Democrats want answers from him and are insisting that he testify before the House Judiciary Committee in the next month. Barr has said he won’t stand in his way, but there’s been no final determination about when—or if—he’ll appear. “We have not heard about a date yet or received confirmation that Mueller will come in to testify,” said Daniel Schwarz, a spokesman for Judiciary Committee Chairman Jerrold Nadler. The Department of Justice, which is handling the request for Mueller’s testimony, did not respond to a request for comment on the matter.

As for what Mueller might say, there is broad disagreement. None of the former colleagues I spoke to expect him to divulge information that was redacted in the report, and Flanigan predicted he would open up little daylight between himself and Barr. “I’ll be surprised if Bob is ever quoted as saying he disagrees with the way Bill handled this,” he told me.
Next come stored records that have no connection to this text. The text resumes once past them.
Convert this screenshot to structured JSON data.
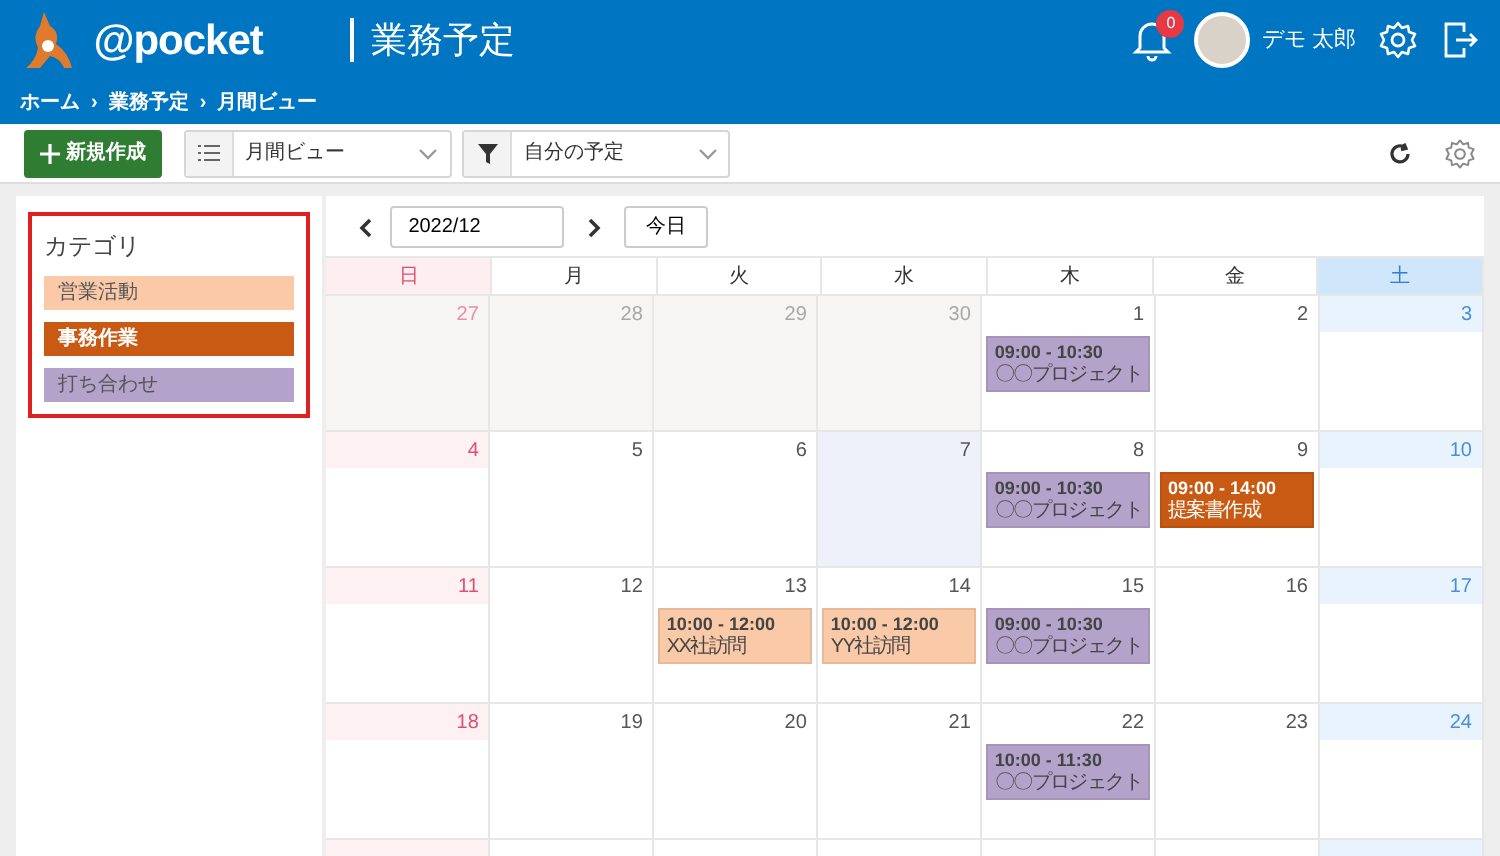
{
  "header": {
    "logo_text": "@pocket",
    "title": "業務予定",
    "notification_count": "0",
    "user_name": "デモ 太郎"
  },
  "breadcrumb": {
    "items": [
      "ホーム",
      "業務予定",
      "月間ビュー"
    ],
    "separator": "›"
  },
  "toolbar": {
    "new_button": "新規作成",
    "view_select": "月間ビュー",
    "filter_select": "自分の予定"
  },
  "categories": {
    "title": "カテゴリ",
    "items": [
      {
        "name": "営業活動",
        "color": "#f9c9a8"
      },
      {
        "name": "事務作業",
        "color": "#c85a14"
      },
      {
        "name": "打ち合わせ",
        "color": "#b3a2c9"
      }
    ]
  },
  "calendar": {
    "month": "2022/12",
    "today_button": "今日",
    "weekdays": [
      {
        "label": "日",
        "kind": "sun"
      },
      {
        "label": "月",
        "kind": "weekday"
      },
      {
        "label": "火",
        "kind": "weekday"
      },
      {
        "label": "水",
        "kind": "weekday"
      },
      {
        "label": "木",
        "kind": "weekday"
      },
      {
        "label": "金",
        "kind": "weekday"
      },
      {
        "label": "土",
        "kind": "sat"
      }
    ],
    "weeks": [
      {
        "days": [
          {
            "day": "27",
            "kind": "other"
          },
          {
            "day": "28",
            "kind": "other"
          },
          {
            "day": "29",
            "kind": "other"
          },
          {
            "day": "30",
            "kind": "other"
          },
          {
            "day": "1",
            "kind": "current",
            "events": [
              {
                "time": "09:00 - 10:30",
                "title": "〇〇プロジェクト",
                "color": "#b3a2c9"
              }
            ]
          },
          {
            "day": "2",
            "kind": "current"
          },
          {
            "day": "3",
            "kind": "current"
          }
        ]
      },
      {
        "days": [
          {
            "day": "4",
            "kind": "current"
          },
          {
            "day": "5",
            "kind": "current"
          },
          {
            "day": "6",
            "kind": "current"
          },
          {
            "day": "7",
            "kind": "today"
          },
          {
            "day": "8",
            "kind": "current",
            "events": [
              {
                "time": "09:00 - 10:30",
                "title": "〇〇プロジェクト",
                "color": "#b3a2c9"
              }
            ]
          },
          {
            "day": "9",
            "kind": "current",
            "events": [
              {
                "time": "09:00 - 14:00",
                "title": "提案書作成",
                "color": "#c85a14"
              }
            ]
          },
          {
            "day": "10",
            "kind": "current"
          }
        ]
      },
      {
        "days": [
          {
            "day": "11",
            "kind": "current"
          },
          {
            "day": "12",
            "kind": "current"
          },
          {
            "day": "13",
            "kind": "current",
            "events": [
              {
                "time": "10:00 - 12:00",
                "title": "XX社訪問",
                "color": "#f9c9a8"
              }
            ]
          },
          {
            "day": "14",
            "kind": "current",
            "events": [
              {
                "time": "10:00 - 12:00",
                "title": "YY社訪問",
                "color": "#f9c9a8"
              }
            ]
          },
          {
            "day": "15",
            "kind": "current",
            "events": [
              {
                "time": "09:00 - 10:30",
                "title": "〇〇プロジェクト",
                "color": "#b3a2c9"
              }
            ]
          },
          {
            "day": "16",
            "kind": "current"
          },
          {
            "day": "17",
            "kind": "current"
          }
        ]
      },
      {
        "days": [
          {
            "day": "18",
            "kind": "current"
          },
          {
            "day": "19",
            "kind": "current"
          },
          {
            "day": "20",
            "kind": "current"
          },
          {
            "day": "21",
            "kind": "current"
          },
          {
            "day": "22",
            "kind": "current",
            "events": [
              {
                "time": "10:00 - 11:30",
                "title": "〇〇プロジェクト",
                "color": "#b3a2c9"
              }
            ]
          },
          {
            "day": "23",
            "kind": "current"
          },
          {
            "day": "24",
            "kind": "current"
          }
        ]
      },
      {
        "days": [
          {
            "kind": "current"
          },
          {
            "kind": "current"
          },
          {
            "kind": "current"
          },
          {
            "kind": "current"
          },
          {
            "kind": "current"
          },
          {
            "kind": "current"
          },
          {
            "kind": "current"
          }
        ]
      }
    ]
  }
}
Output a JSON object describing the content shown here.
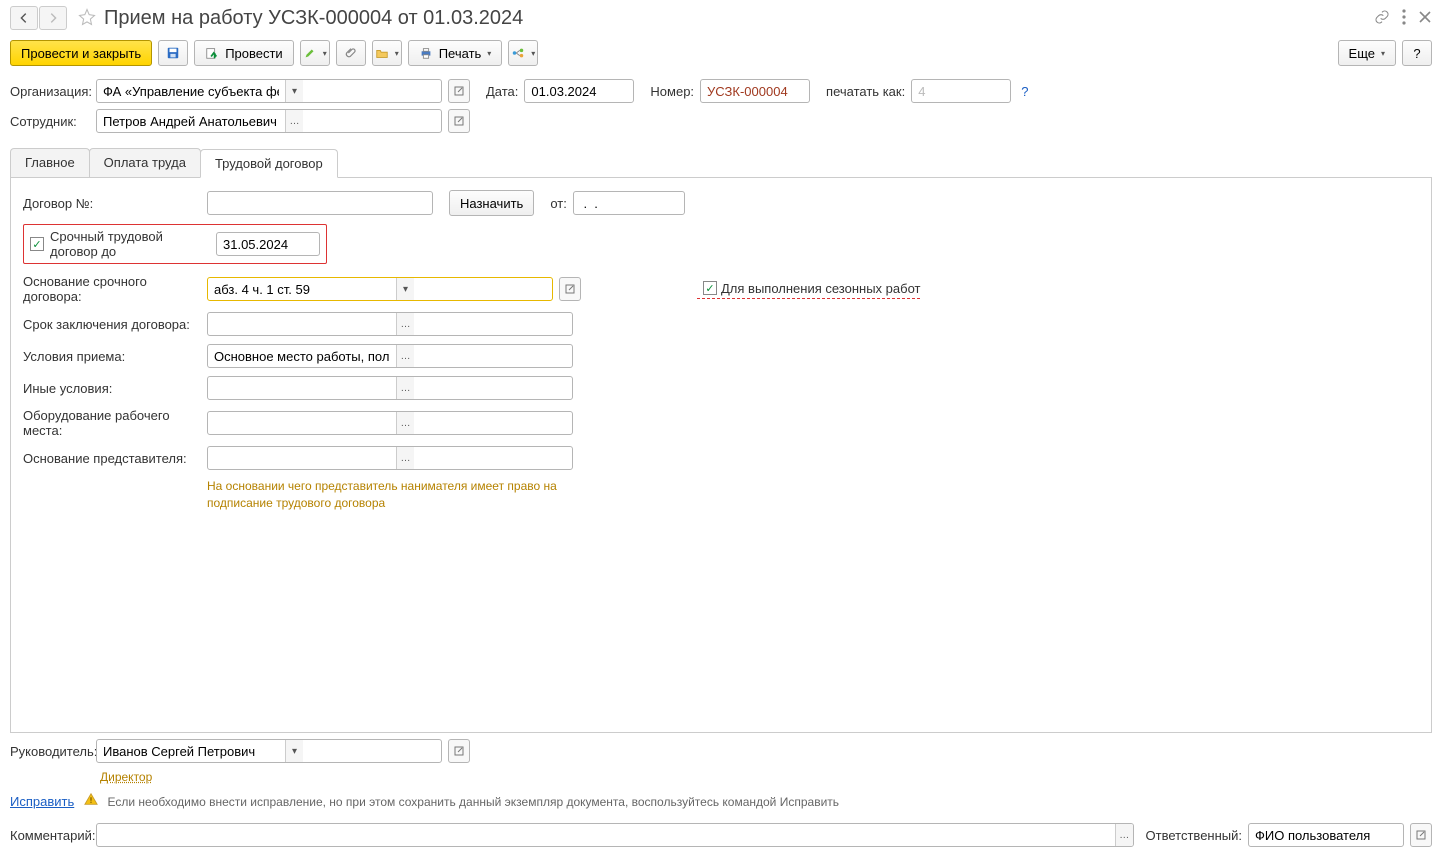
{
  "title": "Прием на работу УСЗК-000004 от 01.03.2024",
  "toolbar": {
    "post_and_close": "Провести и закрыть",
    "post": "Провести",
    "print": "Печать",
    "more": "Еще"
  },
  "header": {
    "organization_label": "Организация:",
    "organization_value": "ФА «Управление субъекта федерации»",
    "date_label": "Дата:",
    "date_value": "01.03.2024",
    "number_label": "Номер:",
    "number_value": "УСЗК-000004",
    "print_as_label": "печатать как:",
    "print_as_value": "4",
    "employee_label": "Сотрудник:",
    "employee_value": "Петров Андрей Анатольевич"
  },
  "tabs": {
    "main": "Главное",
    "payment": "Оплата труда",
    "contract": "Трудовой договор"
  },
  "contract": {
    "number_label": "Договор №:",
    "number_value": "",
    "assign_btn": "Назначить",
    "from_label": "от:",
    "from_value": " .  .",
    "fixed_term_label": "Срочный трудовой договор до",
    "fixed_term_date": "31.05.2024",
    "basis_label": "Основание срочного договора:",
    "basis_value": "абз. 4 ч. 1 ст. 59",
    "seasonal_label": "Для выполнения сезонных работ",
    "term_label": "Срок заключения договора:",
    "term_value": "",
    "conditions_label": "Условия приема:",
    "conditions_value": "Основное место работы, полная занятость",
    "other_label": "Иные условия:",
    "other_value": "",
    "equipment_label": "Оборудование рабочего места:",
    "equipment_value": "",
    "representative_label": "Основание представителя:",
    "representative_value": "",
    "representative_hint": "На основании чего представитель нанимателя имеет право на подписание трудового договора"
  },
  "footer": {
    "manager_label": "Руководитель:",
    "manager_value": "Иванов Сергей Петрович",
    "manager_position": "Директор",
    "correct_link": "Исправить",
    "warning_text": "Если необходимо внести исправление, но при этом сохранить данный экземпляр документа, воспользуйтесь командой Исправить",
    "comment_label": "Комментарий:",
    "comment_value": "",
    "responsible_label": "Ответственный:",
    "responsible_value": "ФИО пользователя"
  }
}
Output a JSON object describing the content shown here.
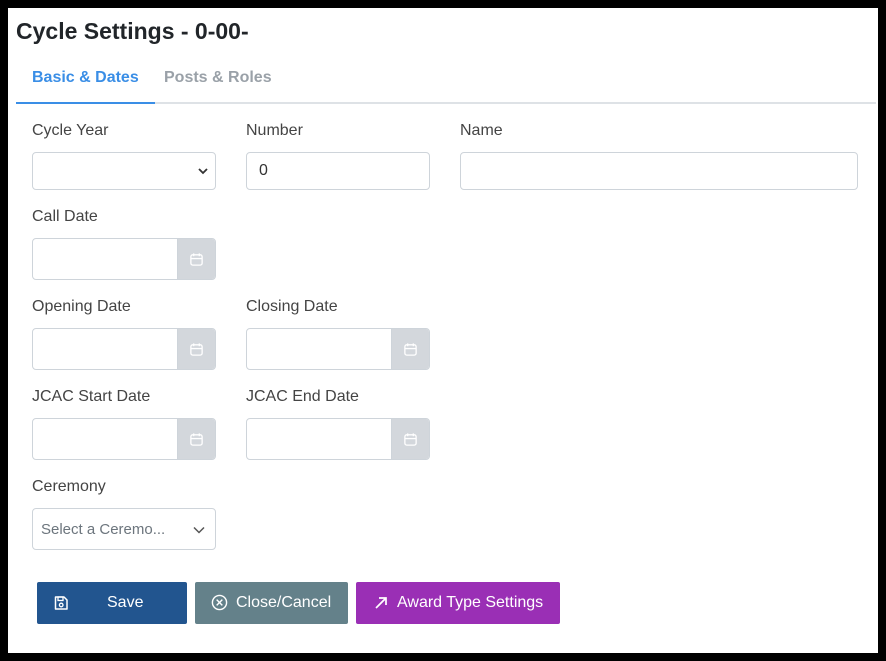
{
  "page": {
    "title": "Cycle Settings - 0-00-"
  },
  "tabs": [
    {
      "label": "Basic & Dates",
      "active": true
    },
    {
      "label": "Posts & Roles",
      "active": false
    }
  ],
  "form": {
    "cycle_year": {
      "label": "Cycle Year",
      "value": ""
    },
    "number": {
      "label": "Number",
      "value": "0"
    },
    "name": {
      "label": "Name",
      "value": ""
    },
    "call_date": {
      "label": "Call Date",
      "value": ""
    },
    "opening_date": {
      "label": "Opening Date",
      "value": ""
    },
    "closing_date": {
      "label": "Closing Date",
      "value": ""
    },
    "jcac_start_date": {
      "label": "JCAC Start Date",
      "value": ""
    },
    "jcac_end_date": {
      "label": "JCAC End Date",
      "value": ""
    },
    "ceremony": {
      "label": "Ceremony",
      "placeholder": "Select a Ceremo..."
    }
  },
  "buttons": {
    "save": "Save",
    "close": "Close/Cancel",
    "award": "Award Type Settings"
  },
  "icons": {
    "save": "floppy-disk-icon",
    "close": "circle-x-icon",
    "award": "arrow-up-right-icon",
    "calendar": "calendar-icon",
    "chevron": "chevron-down-icon"
  },
  "colors": {
    "accent": "#3a8ee6",
    "save_button": "#22558f",
    "close_button": "#64818a",
    "award_button": "#9a2fb5"
  }
}
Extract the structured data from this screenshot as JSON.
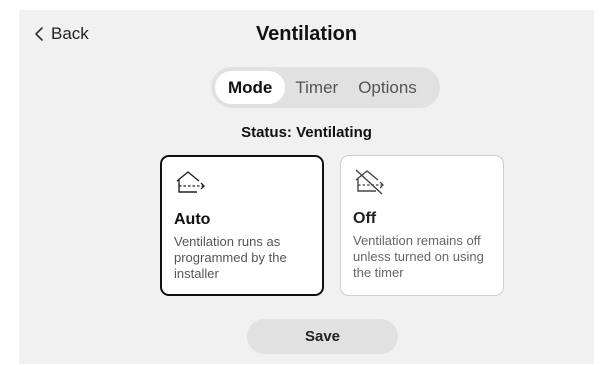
{
  "header": {
    "back_label": "Back",
    "title": "Ventilation"
  },
  "tabs": [
    {
      "label": "Mode",
      "active": true
    },
    {
      "label": "Timer",
      "active": false
    },
    {
      "label": "Options",
      "active": false
    }
  ],
  "status": "Status: Ventilating",
  "modes": [
    {
      "name": "Auto",
      "description": "Ventilation runs as programmed by the installer",
      "icon": "house-airflow-icon",
      "selected": true
    },
    {
      "name": "Off",
      "description": "Ventilation remains off unless turned on using the timer",
      "icon": "house-airflow-off-icon",
      "selected": false
    }
  ],
  "actions": {
    "save_label": "Save"
  },
  "colors": {
    "background": "#f1f1f1",
    "card": "#ffffff",
    "pill": "#e1e1e1",
    "selected_border": "#111111",
    "unselected_border": "#cfcfcf"
  }
}
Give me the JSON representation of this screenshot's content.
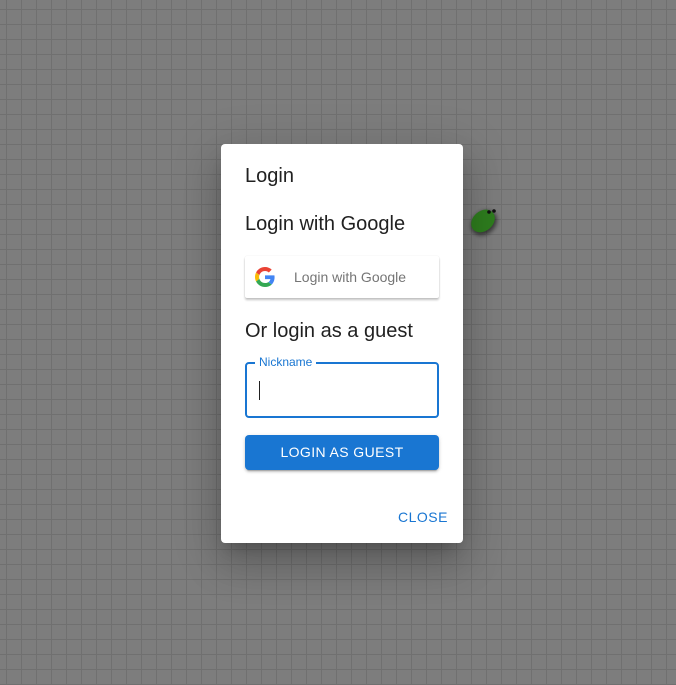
{
  "dialog": {
    "title": "Login",
    "google_heading": "Login with Google",
    "google_button_label": "Login with Google",
    "guest_heading": "Or login as a guest",
    "nickname_label": "Nickname",
    "nickname_value": "",
    "guest_button_label": "LOGIN AS GUEST",
    "close_button_label": "CLOSE"
  },
  "icons": {
    "google": "google-g-icon",
    "snake": "snake-player"
  },
  "colors": {
    "primary": "#1976d2",
    "background": "#7d7d7d",
    "grid": "#707070",
    "snake_body": "#2e7d1e",
    "dialog_bg": "#ffffff"
  }
}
Figliuzzi and Anderson, however, described Mueller as deferential to Congress’s oversight role, and they suggested he would find a way to share his views honestly. Figliuzzi recalled that in the rare instances when Mueller was overruled by leaders at the Department of Justice, he would write a confidential memo memorializing his views and send it up the chain. “He wasn’t the one who would yell, scream, bang on the desk, and say, ‘This is all wrong,’” Figliuzzi said. “Those rare examples were very illustrative of him playing within the parameters he was given, but yet asserting his principles and ethics when necessary.

“I think we’ll see that approach in testimony on the Hill,” Figliuzzi continued. “He won’t necessarily come out and champion a cause without having been asked a question, but when he’s asked the right question, you’ll see him say, ‘Yeah, I don’t understand, nor do I agree with, the attorney general’s characterization of the president cooperating.’”

It’ll be on Democrats to see whether they can prod Mueller into opining about Barr, his longtime friend who is once again, at least temporarily, his boss.

“In a constrained, Mueller, button-down way,” Figliuzzi predicted, “it’ll be quite explosive.”